8. Le'Veon Bell, Michigan State
The only real concern with Le'Veon Bell is having been utilized an immense amount by Michigan State. He was fed 382 carries last season, which only gets amplified when considering he plays in the Big Ten. Nevertheless, he'll be a solid short-yardage back and is capable of making plays out of the backfield.
9. Marcus Lattimore, South Carolina
Obviously, durability is a major concern for Marcus Lattimore. But when on the field he was a dominant ball-carrier for South Carolina. He can punish defenders on the interior, slip to the outside and outrun defensive backs and bull through would-be tacklers when needed. Provided he can stay healthy, Lattimore will be a great NFL back.
10. Jawan Jamison, Rutgers
Jawan Jamison is an underrated dual-threat back, because it's simple to overlook the Big East. Interestingly enough, he does have the size advantage to punch the gut of a defense and beat anyone covering him man-to-man.
1. Kyle Juszczyk, Harvard
Kyle Juszczyk was a dominant fullback for Harvard. Its offense was among the most prolific, and the Crimson were impressive on the ground. Juszczyk was a key component for lead-blocking and the overall running game.
2. Zach Boren, Ohio State
Ohio State was able to see the success of Braxton Miller outside the pocket, because Zach Boren helped establish a strong traditional running game.
3. Lonnie Pryor, Florida State
Florida State ranked No. 24 in rushing offense last season. Lonnie Pryor was a crucial part of that, as the fullback blasted for eight rushing scores and averaged eight yards per attempt.
4. Braden Wilson, Kansas State
Kansas State scored 42 rushing touchdowns in 2012, and a huge part of Collin Klein's Heisman candidacy was the ground game. Credit Braden Wilson for much of that, because he cleared interior paths for the dual-threat quarterback.
5. Alex Singleton, Tulsa
Alex Singleton was a beast for Tulsa in 2012. He scored 24 touchdowns despite only averaging four yards per rush. In short, he was the go-to guy inside the red zone, and his size is a massive competitive advantage.

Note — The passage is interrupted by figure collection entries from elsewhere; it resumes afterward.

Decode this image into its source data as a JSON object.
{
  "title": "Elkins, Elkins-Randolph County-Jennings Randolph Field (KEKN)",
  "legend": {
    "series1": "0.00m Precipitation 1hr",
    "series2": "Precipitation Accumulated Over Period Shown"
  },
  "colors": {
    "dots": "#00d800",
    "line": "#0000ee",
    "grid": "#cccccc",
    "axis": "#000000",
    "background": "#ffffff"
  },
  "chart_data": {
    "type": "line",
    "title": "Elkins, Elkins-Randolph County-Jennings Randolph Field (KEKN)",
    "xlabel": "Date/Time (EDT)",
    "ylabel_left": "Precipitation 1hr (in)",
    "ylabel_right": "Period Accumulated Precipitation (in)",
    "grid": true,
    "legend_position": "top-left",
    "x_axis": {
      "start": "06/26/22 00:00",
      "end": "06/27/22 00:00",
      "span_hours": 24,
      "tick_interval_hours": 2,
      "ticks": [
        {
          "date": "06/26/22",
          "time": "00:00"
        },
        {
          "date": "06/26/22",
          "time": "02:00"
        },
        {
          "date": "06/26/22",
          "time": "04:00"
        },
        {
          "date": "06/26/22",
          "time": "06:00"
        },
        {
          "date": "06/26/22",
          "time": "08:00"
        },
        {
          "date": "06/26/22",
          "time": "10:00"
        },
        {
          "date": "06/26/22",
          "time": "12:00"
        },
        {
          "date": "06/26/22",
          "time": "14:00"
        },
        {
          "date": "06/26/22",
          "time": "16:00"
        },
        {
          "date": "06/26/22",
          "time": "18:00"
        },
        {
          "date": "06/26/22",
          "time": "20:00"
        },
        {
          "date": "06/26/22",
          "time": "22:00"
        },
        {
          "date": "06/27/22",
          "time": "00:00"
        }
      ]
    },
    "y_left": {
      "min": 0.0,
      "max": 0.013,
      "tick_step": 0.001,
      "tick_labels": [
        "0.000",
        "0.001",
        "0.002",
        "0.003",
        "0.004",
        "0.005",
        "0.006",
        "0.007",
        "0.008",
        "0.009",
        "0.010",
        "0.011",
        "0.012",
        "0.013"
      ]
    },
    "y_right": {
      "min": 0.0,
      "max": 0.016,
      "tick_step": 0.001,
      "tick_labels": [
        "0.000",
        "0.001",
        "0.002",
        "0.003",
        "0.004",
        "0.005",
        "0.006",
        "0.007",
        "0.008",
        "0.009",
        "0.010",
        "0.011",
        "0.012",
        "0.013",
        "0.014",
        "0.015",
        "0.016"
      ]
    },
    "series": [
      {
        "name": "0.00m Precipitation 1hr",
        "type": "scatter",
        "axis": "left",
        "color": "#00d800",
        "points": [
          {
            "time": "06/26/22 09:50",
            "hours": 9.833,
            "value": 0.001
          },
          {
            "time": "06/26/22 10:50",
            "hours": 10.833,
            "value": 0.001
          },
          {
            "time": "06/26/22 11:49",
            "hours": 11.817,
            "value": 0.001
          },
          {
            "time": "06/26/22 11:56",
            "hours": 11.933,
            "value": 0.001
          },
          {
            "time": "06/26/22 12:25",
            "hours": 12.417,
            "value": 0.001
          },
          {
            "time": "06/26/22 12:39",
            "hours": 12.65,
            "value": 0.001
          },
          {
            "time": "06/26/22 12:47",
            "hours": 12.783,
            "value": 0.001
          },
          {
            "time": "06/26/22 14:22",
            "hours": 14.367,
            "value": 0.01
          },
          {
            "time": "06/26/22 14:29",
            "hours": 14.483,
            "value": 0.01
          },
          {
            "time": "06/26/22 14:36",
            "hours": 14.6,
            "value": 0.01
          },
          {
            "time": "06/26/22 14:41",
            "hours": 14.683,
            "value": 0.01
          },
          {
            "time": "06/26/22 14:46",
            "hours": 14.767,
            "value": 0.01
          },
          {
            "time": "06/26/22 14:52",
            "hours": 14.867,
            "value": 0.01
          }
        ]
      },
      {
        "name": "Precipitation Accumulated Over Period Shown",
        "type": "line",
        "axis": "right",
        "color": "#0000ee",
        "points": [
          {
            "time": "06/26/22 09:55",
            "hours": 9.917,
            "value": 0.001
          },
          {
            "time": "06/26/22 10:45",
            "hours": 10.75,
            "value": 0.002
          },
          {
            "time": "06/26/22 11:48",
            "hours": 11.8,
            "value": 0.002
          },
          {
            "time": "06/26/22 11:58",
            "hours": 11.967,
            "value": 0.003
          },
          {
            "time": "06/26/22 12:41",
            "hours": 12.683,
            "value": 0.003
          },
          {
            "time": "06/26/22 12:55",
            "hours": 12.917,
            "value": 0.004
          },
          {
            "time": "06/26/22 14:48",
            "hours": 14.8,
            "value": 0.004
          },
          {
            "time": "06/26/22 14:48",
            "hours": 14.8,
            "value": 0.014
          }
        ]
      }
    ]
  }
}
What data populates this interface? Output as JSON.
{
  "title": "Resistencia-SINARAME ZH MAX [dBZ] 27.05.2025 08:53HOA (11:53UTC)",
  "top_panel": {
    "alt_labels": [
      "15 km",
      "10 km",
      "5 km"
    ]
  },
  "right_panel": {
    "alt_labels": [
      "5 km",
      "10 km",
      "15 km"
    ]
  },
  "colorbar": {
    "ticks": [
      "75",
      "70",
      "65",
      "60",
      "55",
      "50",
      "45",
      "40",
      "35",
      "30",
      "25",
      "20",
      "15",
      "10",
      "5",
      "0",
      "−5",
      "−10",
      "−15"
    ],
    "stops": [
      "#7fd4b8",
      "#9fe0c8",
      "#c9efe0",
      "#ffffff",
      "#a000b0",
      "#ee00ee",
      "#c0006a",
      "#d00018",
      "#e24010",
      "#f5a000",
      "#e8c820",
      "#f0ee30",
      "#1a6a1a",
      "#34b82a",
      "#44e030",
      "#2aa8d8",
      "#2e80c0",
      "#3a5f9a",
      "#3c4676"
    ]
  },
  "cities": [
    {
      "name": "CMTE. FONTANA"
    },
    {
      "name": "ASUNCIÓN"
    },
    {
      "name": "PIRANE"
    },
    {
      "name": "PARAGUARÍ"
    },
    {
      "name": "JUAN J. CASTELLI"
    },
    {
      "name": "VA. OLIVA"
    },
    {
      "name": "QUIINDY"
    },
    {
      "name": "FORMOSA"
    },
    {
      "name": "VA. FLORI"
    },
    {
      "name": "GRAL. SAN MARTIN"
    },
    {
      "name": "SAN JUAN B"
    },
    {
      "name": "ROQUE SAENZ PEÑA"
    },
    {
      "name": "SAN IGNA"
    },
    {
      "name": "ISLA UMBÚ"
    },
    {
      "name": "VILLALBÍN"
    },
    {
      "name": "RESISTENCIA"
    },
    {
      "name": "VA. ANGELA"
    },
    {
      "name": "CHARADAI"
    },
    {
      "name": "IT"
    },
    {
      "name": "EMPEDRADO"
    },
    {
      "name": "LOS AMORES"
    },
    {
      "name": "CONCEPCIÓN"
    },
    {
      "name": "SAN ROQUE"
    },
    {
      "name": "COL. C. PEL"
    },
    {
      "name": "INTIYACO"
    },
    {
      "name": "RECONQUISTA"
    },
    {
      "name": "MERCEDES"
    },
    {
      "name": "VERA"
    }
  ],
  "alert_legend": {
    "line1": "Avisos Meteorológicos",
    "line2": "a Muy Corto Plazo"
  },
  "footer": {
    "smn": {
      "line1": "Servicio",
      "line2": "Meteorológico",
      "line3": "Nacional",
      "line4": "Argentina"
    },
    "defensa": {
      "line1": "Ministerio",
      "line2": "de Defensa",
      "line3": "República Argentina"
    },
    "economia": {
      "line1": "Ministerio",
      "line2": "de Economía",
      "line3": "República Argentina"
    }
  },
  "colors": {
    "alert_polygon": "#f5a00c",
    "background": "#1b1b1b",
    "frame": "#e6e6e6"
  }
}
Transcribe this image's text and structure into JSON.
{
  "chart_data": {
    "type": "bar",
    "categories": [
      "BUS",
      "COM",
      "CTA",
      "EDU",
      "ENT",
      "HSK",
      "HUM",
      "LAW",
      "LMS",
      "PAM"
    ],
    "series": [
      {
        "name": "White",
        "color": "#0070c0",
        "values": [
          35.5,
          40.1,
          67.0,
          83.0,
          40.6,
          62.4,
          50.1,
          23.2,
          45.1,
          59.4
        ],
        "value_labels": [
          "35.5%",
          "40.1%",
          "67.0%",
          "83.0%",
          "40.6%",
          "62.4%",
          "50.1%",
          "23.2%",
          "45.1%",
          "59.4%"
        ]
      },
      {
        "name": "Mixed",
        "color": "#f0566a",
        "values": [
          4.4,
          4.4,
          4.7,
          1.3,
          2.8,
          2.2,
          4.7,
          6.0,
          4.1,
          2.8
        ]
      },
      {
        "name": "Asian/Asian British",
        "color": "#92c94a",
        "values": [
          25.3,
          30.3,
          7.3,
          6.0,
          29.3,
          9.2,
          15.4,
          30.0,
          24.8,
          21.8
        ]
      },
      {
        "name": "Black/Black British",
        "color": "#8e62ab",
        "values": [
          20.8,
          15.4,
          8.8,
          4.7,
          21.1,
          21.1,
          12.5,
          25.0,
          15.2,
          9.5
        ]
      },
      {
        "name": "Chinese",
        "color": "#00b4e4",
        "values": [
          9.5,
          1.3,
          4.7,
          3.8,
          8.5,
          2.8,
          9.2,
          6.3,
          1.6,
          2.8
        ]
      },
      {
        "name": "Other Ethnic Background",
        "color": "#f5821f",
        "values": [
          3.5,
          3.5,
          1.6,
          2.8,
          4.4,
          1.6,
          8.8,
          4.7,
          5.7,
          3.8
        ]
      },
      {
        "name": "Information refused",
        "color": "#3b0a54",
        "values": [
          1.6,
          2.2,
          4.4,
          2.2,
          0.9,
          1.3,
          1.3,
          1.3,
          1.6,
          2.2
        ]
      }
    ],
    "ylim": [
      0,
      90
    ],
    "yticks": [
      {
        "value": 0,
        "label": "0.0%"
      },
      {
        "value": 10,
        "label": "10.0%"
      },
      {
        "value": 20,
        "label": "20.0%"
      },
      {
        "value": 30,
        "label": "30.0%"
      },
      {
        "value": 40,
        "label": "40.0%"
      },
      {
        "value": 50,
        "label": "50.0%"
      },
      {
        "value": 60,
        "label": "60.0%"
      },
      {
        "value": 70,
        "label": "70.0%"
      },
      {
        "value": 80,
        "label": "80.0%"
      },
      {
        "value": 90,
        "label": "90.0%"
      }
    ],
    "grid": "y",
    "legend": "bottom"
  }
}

6. Eric Breitenstein, Wofford
Wofford ranked No. 2 in rushing offense in the FCS during 2012. That level of consistent production doesn't happen without a fullback like Eric Breitenstein. Although he may appear undersized for the position, Breitenstein's quickness and willingness to constantly slam up the gut makes him an appealing prospect.
7. Michael Zordich, Penn State
Penn State once again had a bruising ground game, and Michael Zordich made a strong impact. Along with his blocking ability, Zordich also scored four times and accounted for 448 total yards.
8. Tommy Bohanon, Wake Forest
Tommy Bohanan is certainly a reliable fullback. But he's also capable of being the dependable checkdown target, because he caught 23 passes for 208 yards and scored five times last season.
9. Richard Samuel, Georgia
Running backs Todd Gurley and Keith Marshall of Georgia each averaged six-plus yards per attempt throughout 2012. Well, give props to Richard Samuel as a contributor to this success. Not to mention he did help on special teams and got 3.6 yards per rush.
10. Taimi Tutogi, Arizona
Taimi Tutogi is a versatile fullback for Arizona. With the talent to block and then slip to the flats as a receiver, Tutogi's athleticism will earn him a look from pro football.